Which brings me back to the bed. There we were, talking. We had planned another pregnancy for around this time. But I don't think I’d be hired as a TV host if I were pregnant. By the time we began taping, I'd be very pregnant. It's one thing for Catherine Zeta-Jones to show up really pregnant at the Oscars because the whole world knows she’s hot and she still looks a little hot, belly and all. But my TV audience wouldn’t know if the non-pregnant me was hot. There’s no way I could be pregnant for my TV debut (come to think of it, has anyone been pregnant for their debut as a TV show host?)
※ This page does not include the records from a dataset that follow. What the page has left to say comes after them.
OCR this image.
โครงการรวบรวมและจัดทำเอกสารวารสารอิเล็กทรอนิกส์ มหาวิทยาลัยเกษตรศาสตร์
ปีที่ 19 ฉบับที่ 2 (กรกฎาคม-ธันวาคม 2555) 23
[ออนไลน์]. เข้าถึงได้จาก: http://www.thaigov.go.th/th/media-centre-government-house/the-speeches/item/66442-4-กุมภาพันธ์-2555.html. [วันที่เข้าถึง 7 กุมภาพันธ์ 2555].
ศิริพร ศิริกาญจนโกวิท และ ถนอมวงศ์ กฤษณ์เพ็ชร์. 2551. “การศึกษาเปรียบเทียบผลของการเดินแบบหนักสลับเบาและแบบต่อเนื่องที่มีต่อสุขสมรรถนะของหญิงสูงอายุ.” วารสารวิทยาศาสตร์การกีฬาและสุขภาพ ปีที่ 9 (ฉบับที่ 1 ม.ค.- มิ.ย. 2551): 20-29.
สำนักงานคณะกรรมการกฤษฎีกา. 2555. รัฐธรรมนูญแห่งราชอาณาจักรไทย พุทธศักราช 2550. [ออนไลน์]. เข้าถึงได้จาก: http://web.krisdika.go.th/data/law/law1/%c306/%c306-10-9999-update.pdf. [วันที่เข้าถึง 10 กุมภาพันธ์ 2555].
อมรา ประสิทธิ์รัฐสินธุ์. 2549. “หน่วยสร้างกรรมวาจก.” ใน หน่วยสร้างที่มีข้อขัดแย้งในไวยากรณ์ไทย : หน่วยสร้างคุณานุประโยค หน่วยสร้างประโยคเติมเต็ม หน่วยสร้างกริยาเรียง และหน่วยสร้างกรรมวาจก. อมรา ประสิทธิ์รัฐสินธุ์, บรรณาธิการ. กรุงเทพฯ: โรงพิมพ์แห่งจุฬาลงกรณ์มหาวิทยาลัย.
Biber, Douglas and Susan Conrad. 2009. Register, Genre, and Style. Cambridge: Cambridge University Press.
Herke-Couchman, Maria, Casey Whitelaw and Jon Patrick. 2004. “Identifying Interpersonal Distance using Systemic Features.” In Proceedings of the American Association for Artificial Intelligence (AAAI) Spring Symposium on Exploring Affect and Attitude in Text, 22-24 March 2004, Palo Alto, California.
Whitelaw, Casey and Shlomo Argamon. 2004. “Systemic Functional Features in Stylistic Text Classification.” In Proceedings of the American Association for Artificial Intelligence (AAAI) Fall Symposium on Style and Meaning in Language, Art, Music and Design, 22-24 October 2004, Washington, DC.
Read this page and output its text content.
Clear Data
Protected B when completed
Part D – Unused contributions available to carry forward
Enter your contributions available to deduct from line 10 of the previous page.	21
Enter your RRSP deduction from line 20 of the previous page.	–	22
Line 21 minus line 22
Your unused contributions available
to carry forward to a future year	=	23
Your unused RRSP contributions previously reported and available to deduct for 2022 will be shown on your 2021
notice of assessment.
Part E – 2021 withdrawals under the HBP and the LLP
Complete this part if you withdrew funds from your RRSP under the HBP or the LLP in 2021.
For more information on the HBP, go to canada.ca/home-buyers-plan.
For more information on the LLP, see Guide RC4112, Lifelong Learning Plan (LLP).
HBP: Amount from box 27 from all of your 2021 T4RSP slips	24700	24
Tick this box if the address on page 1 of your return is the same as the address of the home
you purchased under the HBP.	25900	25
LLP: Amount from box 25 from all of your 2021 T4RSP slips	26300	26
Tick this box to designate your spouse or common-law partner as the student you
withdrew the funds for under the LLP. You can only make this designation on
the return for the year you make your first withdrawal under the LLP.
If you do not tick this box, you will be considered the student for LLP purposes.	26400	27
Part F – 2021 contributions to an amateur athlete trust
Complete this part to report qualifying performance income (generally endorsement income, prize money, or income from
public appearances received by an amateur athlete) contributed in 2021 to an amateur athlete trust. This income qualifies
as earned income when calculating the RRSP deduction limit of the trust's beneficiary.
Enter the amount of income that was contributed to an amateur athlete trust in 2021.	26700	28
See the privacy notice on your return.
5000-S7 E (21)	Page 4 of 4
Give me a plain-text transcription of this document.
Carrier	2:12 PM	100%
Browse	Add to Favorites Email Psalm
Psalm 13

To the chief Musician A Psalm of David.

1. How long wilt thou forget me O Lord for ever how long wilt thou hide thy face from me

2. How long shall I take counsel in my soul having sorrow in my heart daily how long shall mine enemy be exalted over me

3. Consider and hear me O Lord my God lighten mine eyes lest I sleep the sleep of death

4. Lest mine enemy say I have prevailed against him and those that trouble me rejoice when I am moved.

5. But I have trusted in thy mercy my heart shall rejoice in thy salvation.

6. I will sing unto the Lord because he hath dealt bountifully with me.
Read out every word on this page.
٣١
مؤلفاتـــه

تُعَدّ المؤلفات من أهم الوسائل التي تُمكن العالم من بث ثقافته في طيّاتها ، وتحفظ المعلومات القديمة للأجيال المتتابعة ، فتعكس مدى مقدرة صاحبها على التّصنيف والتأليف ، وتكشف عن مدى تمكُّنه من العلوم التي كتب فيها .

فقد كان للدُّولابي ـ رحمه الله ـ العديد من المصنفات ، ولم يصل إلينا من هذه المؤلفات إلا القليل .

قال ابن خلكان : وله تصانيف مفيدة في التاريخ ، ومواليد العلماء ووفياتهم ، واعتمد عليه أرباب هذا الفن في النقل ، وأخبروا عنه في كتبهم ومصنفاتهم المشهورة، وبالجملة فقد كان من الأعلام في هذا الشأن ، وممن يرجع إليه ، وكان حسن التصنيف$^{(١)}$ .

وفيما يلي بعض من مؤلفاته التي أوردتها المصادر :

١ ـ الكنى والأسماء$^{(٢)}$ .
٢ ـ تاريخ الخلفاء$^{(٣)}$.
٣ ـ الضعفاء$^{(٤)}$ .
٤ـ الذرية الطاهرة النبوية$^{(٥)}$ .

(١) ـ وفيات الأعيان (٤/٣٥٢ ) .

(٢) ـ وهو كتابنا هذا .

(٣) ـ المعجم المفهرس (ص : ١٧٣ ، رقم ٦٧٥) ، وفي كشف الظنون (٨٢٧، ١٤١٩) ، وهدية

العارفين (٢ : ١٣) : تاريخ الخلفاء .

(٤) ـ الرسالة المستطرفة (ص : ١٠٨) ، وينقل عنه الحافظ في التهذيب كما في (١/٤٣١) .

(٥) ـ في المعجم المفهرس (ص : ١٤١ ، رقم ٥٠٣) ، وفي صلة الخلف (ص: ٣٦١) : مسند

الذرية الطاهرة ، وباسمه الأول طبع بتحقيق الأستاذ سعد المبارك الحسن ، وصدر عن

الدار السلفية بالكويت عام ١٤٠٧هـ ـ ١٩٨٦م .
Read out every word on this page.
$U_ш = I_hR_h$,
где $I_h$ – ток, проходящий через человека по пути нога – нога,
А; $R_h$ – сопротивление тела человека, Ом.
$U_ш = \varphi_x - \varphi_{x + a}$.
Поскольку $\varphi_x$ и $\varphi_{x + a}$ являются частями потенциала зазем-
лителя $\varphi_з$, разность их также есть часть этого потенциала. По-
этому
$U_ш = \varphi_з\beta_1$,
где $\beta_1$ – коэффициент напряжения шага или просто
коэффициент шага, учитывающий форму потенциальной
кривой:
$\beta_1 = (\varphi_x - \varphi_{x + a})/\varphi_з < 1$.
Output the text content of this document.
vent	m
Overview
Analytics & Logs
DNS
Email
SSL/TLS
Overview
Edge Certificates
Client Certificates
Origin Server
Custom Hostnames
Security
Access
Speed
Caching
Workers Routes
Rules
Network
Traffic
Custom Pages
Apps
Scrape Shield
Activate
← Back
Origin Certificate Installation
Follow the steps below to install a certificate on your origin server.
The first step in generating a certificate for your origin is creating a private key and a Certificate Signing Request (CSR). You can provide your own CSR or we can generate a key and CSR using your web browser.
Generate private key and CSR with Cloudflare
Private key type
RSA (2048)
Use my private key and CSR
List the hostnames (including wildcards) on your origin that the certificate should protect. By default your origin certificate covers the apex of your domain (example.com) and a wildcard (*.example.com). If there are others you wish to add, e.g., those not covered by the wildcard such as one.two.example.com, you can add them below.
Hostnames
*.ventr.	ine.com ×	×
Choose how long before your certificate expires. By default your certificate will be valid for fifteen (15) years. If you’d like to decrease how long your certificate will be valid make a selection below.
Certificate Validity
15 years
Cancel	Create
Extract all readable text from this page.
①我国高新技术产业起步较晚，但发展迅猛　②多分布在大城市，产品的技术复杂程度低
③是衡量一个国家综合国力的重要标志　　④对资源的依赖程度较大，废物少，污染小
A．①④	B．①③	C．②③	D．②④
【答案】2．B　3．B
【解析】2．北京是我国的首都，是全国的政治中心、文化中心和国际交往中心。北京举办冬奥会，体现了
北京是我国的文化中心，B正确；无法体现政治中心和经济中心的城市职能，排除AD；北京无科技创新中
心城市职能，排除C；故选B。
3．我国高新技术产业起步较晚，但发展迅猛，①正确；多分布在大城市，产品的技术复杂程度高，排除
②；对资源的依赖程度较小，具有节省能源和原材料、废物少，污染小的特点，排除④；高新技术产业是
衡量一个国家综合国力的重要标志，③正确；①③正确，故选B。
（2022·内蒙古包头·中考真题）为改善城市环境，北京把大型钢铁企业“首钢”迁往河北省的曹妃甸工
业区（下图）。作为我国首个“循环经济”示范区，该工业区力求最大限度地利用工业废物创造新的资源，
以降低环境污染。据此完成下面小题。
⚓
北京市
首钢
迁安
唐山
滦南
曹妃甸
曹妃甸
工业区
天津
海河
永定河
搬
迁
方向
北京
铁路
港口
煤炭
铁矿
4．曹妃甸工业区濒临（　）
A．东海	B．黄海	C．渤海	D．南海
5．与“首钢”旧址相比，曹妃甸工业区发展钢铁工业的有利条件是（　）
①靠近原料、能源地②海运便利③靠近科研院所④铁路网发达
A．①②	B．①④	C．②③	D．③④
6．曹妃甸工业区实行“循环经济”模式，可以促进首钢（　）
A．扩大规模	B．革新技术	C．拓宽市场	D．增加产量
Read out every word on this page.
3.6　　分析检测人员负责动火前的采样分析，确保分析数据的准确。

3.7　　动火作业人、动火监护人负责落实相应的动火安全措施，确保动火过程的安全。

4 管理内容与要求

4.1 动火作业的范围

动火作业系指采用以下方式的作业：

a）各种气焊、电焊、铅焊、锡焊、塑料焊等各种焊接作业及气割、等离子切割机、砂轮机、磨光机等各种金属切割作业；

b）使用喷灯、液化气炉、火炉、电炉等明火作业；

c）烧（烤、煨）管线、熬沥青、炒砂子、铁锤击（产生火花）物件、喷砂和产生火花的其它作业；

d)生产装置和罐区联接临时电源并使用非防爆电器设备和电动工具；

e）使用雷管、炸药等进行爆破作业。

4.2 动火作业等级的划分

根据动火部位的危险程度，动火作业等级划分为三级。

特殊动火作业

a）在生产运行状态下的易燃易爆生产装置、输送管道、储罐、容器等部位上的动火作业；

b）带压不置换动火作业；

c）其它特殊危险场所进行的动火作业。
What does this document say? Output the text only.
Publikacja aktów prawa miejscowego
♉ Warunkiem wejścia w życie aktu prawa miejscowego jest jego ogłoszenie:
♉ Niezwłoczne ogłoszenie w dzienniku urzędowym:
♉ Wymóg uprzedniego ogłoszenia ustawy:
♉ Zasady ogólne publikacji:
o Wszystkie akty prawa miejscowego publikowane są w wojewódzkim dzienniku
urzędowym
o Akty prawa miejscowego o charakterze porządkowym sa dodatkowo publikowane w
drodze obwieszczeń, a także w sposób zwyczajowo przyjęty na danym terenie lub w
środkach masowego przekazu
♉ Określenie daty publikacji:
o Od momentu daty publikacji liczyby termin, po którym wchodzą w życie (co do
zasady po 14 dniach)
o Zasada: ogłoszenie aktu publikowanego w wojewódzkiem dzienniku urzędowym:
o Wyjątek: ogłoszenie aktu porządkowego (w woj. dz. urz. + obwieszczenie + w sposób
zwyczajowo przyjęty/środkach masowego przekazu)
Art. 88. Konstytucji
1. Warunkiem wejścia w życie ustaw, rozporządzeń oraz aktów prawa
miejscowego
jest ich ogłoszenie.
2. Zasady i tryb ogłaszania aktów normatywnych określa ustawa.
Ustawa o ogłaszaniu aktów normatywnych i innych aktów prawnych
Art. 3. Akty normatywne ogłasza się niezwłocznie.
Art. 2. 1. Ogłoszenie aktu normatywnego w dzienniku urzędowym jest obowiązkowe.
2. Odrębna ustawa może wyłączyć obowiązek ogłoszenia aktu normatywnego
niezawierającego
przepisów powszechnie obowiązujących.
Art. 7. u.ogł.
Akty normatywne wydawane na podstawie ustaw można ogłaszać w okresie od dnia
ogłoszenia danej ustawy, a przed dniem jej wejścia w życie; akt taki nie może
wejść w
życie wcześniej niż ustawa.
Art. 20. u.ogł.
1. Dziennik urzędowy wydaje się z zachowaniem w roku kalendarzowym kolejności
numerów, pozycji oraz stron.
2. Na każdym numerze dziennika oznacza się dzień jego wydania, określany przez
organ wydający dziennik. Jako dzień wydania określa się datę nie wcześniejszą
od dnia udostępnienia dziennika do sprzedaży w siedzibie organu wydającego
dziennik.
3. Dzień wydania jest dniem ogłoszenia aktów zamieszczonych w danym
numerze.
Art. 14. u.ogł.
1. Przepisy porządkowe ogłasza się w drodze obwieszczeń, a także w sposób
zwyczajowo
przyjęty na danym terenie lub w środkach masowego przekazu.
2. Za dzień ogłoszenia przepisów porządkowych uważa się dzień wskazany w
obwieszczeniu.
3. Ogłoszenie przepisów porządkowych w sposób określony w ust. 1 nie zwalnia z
And I knew something else: You can't control everything, and there’s no perfect time to have a baby. But one time is better for women than others, and that’s sooner. When I learned the risks of waiting to have a baby, I was shocked. When a woman gets pregnant at 35, her baby has a 1 in 224 chance of being born with Down’s syndrome. There’s a 1 in 200 chance the test for Down’s syndrome will kill the baby. And the odds increase with every passing day. I didn’t hear this when I started a company at 32. Instead I heard, “You have time.”

So now I know I don't have time. And I know that if I put my next pregnancy on hold until I hear from the production company, something else is likely to come up to foil my plan of harmoniously integrating my pregnancy and my career.

We had sex that night. And we hoped for a baby. Because as a seasoned career girl, I know that even if postponing pregnancy would eventually have boosted my career, in the short term, the delay made it too high risk for my liking.